XEBAL-AM
- Bécal, Campeche; Mexico;
- Broadcast area: Campeche
- Frequency: 1470 AM
- Branding: 1470 AM

Programming
- Format: Silent

Ownership
- Owner: Cadena Cultural Becaleña, A.C.

History
- First air date: March 4, 1980
- Call sign meaning: "Bécal"

Technical information
- Class: B
- Power: 2.5 kW day 500 watts night
- Transmitter coordinates: 20°25′37″N 90°01′48.5″W﻿ / ﻿20.42694°N 90.030139°W

Links
- Webcast: Listen live
- Website: xeba1470.com

= XEBAL-AM =

Radio station in Bécal, Campeche

XEBAL-AM is a radio station in Bécal, Campeche, Mexico. It broadcasts on 1470 AM and It is currently silent.

==History==
The idea of forming a radio station in Bécal first came forth in the 1960s, led by Josué and Azael Uc Canul. However, the government demanded more legal requirements than they could supply at the time. In 1977, Cadena Cultural Becaleña, A.C., was formed. In 1978, it obtained a permit; the next year, the station bought a 1 kW transmitter from Pennsylvania in the United States.

On March 4, 1980, XEBAL-AM 1470 took to the air, becoming the first radio station in the municipality of Calkiní. It initially operated from 6am to 6pm with instrumental and classical music and cultural programming. 1992 saw a new 2.5 kW transmitter being placed into service.

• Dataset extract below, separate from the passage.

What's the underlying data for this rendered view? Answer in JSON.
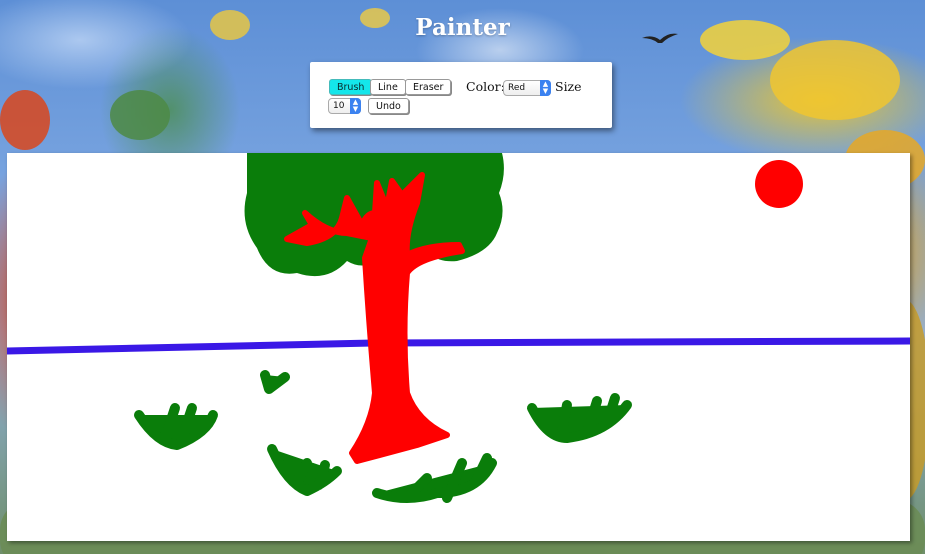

In 2000, the station expanded its facilities and began programming from 6 a.m. to midnight each day. Programming includes Christian evangelism, baseball and cultural and social programming. It later changed to a daytime schedule of 6 a.m. to 6 p.m.; sometimes, the broadcast is suspended due to heavy rain or storms.

In October 2024, XEBAL began broadcasting online again and expanded its broadcast day to run from 6:00 a.m. to 10:00 p.m. In January 2025, it returned to broadcasting from 6:00 a.m. to 6:00 p.m., and in March, it went from 6:00 a.m. to 2:00 p.m. The station is currently off the air since June 30, 2025 due to expiration.